I am a single parent feeling the constant whiplash that comes from simultaneously working from home and parenting. My nerves hurt.
There isn’t a lot of “fun” happening around here. All of my summer travel plans were canceled. I miss my family that lives in another state, and crave their support these days. I thirst for adventure.
I’m not going to lie, I can be pretty damn pathetic and have been throwing myself regular pity parties. Sometimes it takes every last ounce of willpower to not lose my goddamn mind.
I do my best to stay mindful of all this though—I can say this for myself. I do my best to show up fully for my life each day and maintain perspective, that this too shall pass.
With this said, there are also days when I feel an unfamiliar sense of spaciousness for no reason at all. These days, these moments, come unexpectedly and usually catch me off guard with the weightlessness they offer.
Music hits differently, I dance, and for a little while, I feel like things are in their place. I notice this, fully. It’s a gift.
It feels easy and available. It does not magically make challenging feelings disappear. Instead, joy allows me to feel a sense of presence and okay-ness with what is—it’s all-inclusive. It’s a feeling of wholeness.

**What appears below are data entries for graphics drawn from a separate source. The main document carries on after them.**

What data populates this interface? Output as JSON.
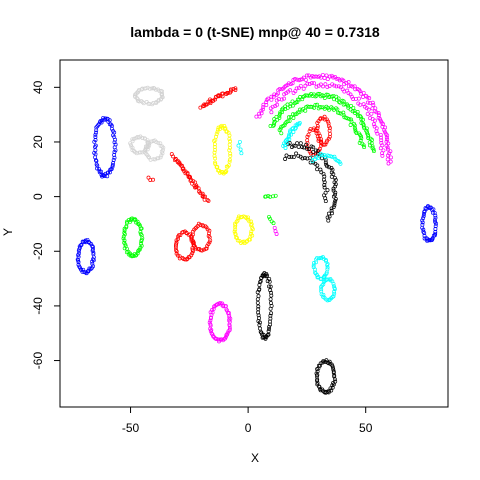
{
  "chart_data": {
    "type": "scatter",
    "title": "lambda = 0 (t-SNE) mnp@ 40 = 0.7318",
    "xlabel": "X",
    "ylabel": "Y",
    "xlim": [
      -80,
      85
    ],
    "ylim": [
      -77,
      50
    ],
    "x_ticks": [
      -50,
      0,
      50
    ],
    "y_ticks": [
      -60,
      -40,
      -20,
      0,
      20,
      40
    ],
    "x_tick_labels": [
      "-50",
      "0",
      "50"
    ],
    "y_tick_labels": [
      "-60",
      "-40",
      "-20",
      "0",
      "20",
      "40"
    ],
    "grid": false,
    "legend": "none",
    "clusters": [
      {
        "shape": "ellipse",
        "color": "#0000ff",
        "cx": -61,
        "cy": 18,
        "rx": 4.5,
        "ry": 11,
        "n": 70
      },
      {
        "shape": "ellipse",
        "color": "#0000ff",
        "cx": -69,
        "cy": -22,
        "rx": 3.5,
        "ry": 6,
        "n": 50
      },
      {
        "shape": "ellipse",
        "color": "#0000ff",
        "cx": 77,
        "cy": -10,
        "rx": 3,
        "ry": 6.5,
        "n": 45
      },
      {
        "shape": "ellipse",
        "color": "#00ff00",
        "cx": -49,
        "cy": -15,
        "rx": 4,
        "ry": 7,
        "n": 55
      },
      {
        "shape": "ellipse",
        "color": "#ff0000",
        "cx": -27,
        "cy": -18,
        "rx": 4,
        "ry": 5,
        "n": 40
      },
      {
        "shape": "ellipse",
        "color": "#ff0000",
        "cx": -20,
        "cy": -15,
        "rx": 4,
        "ry": 5,
        "n": 35
      },
      {
        "shape": "ellipse",
        "color": "#ffff00",
        "cx": -11,
        "cy": 17,
        "rx": 3.5,
        "ry": 9,
        "n": 50
      },
      {
        "shape": "ellipse",
        "color": "#ffff00",
        "cx": -2,
        "cy": -12,
        "rx": 4,
        "ry": 5,
        "n": 40
      },
      {
        "shape": "ellipse",
        "color": "#00ffff",
        "cx": 31,
        "cy": -26,
        "rx": 3,
        "ry": 4,
        "n": 30
      },
      {
        "shape": "ellipse",
        "color": "#00ffff",
        "cx": 34,
        "cy": -34,
        "rx": 3,
        "ry": 4,
        "n": 30
      },
      {
        "shape": "ellipse",
        "color": "#ff00ff",
        "cx": -12,
        "cy": -46,
        "rx": 4.5,
        "ry": 7,
        "n": 60
      },
      {
        "shape": "ellipse",
        "color": "#d3d3d3",
        "cx": -42,
        "cy": 37,
        "rx": 6,
        "ry": 3,
        "n": 45
      },
      {
        "shape": "ellipse",
        "color": "#d3d3d3",
        "cx": -46,
        "cy": 19,
        "rx": 4,
        "ry": 3,
        "n": 30
      },
      {
        "shape": "ellipse",
        "color": "#d3d3d3",
        "cx": -40,
        "cy": 17,
        "rx": 4,
        "ry": 3.5,
        "n": 30
      },
      {
        "shape": "ellipse",
        "color": "#000000",
        "cx": 7,
        "cy": -40,
        "rx": 3,
        "ry": 12,
        "n": 60
      },
      {
        "shape": "ellipse",
        "color": "#000000",
        "cx": 33,
        "cy": -66,
        "rx": 4,
        "ry": 6,
        "n": 50
      },
      {
        "shape": "ellipse",
        "color": "#ff0000",
        "cx": 32,
        "cy": 24,
        "rx": 3,
        "ry": 5,
        "n": 30
      },
      {
        "shape": "ellipse",
        "color": "#ff0000",
        "cx": 28,
        "cy": 20,
        "rx": 3,
        "ry": 5,
        "n": 25
      },
      {
        "shape": "arc",
        "color": "#000000",
        "cx": 20,
        "cy": 2,
        "r": 17,
        "a0": 100,
        "a1": -40,
        "n": 55
      },
      {
        "shape": "arc",
        "color": "#000000",
        "cx": 20,
        "cy": 2,
        "r": 13,
        "a0": 110,
        "a1": -20,
        "n": 30
      },
      {
        "shape": "arc",
        "color": "#00ff00",
        "cx": 30,
        "cy": 14,
        "r": 23,
        "a0": 150,
        "a1": 5,
        "n": 100
      },
      {
        "shape": "arc",
        "color": "#00ff00",
        "cx": 30,
        "cy": 14,
        "r": 19,
        "a0": 150,
        "a1": 10,
        "n": 70
      },
      {
        "shape": "arc",
        "color": "#ff00ff",
        "cx": 30,
        "cy": 14,
        "r": 30,
        "a0": 150,
        "a1": -5,
        "n": 110
      },
      {
        "shape": "arc",
        "color": "#ff00ff",
        "cx": 30,
        "cy": 14,
        "r": 27,
        "a0": 140,
        "a1": 0,
        "n": 70
      },
      {
        "shape": "arc",
        "color": "#00ffff",
        "cx": 30,
        "cy": 14,
        "r": 15,
        "a0": 165,
        "a1": 120,
        "n": 25
      },
      {
        "shape": "arc",
        "color": "#00ffff",
        "cx": 32,
        "cy": 5,
        "r": 10,
        "a0": 120,
        "a1": 40,
        "n": 20
      },
      {
        "shape": "line",
        "color": "#ff0000",
        "x0": -20,
        "y0": 33,
        "x1": -5,
        "y1": 40,
        "n": 35
      },
      {
        "shape": "line",
        "color": "#ff0000",
        "x0": -32,
        "y0": 15,
        "x1": -17,
        "y1": -2,
        "n": 45
      },
      {
        "shape": "line",
        "color": "#00ff00",
        "x0": 7,
        "y0": 0,
        "x1": 12,
        "y1": 0,
        "n": 6
      },
      {
        "shape": "line",
        "color": "#00ff00",
        "x0": 9,
        "y0": -8,
        "x1": 11,
        "y1": -10,
        "n": 4
      },
      {
        "shape": "line",
        "color": "#ff00ff",
        "x0": 11,
        "y0": -12,
        "x1": 13,
        "y1": -15,
        "n": 3
      },
      {
        "shape": "line",
        "color": "#00ffff",
        "x0": -4,
        "y0": 20,
        "x1": -2,
        "y1": 15,
        "n": 4
      },
      {
        "shape": "line",
        "color": "#ff0000",
        "x0": -42,
        "y0": 7,
        "x1": -40,
        "y1": 5,
        "n": 3
      }
    ]
  }
}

When joy arrives, I feel human and alive, with integrity. It reminds me to stay with myself, to not abandon myself in the face of discomfort and inconvenience. It emphasizes that all is allowed here.
It’s empowering, and yet humble.
Joy doesn’t need a reason to show up—it is not a response to the outside world. It shows up within the spiral of feelings, not outside of or in spite of it.
I believe such joy helps us to appreciate and have compassion for the infinite spectrum of the human experience. It allows. It shows us what is possible while helping us stay grounded in the reality of what is here.
It reminds us to trust, even when we control very little.
It encourages us to take a break from our personal pity parties while shedding light on the ways in which we are all connected through challenge and heartache. It invites us to celebrate this instead.
It reminds us that everything in this world is fleeting and temporary, including itself. We cannot cling to joy; we can only move through it when it chooses to visit. Joy reminds us of the consistent impermanence of life.
We must be brave to receive it.
We can only meet joy as far as we’ve met ourselves. The further away from our comfort zones we are willing to go, the more available to joy we become.
This is why joy is the most radical thing we can choose right now.
If we want to be revolutionary and make a difference this year, let’s flirt with joy. Let it take our insecurities, uncertainties, and self-pity for a ride. Allow it to steer, if even for a minute, and let it humble and inspire us to begin the true inside-out change this planet craves.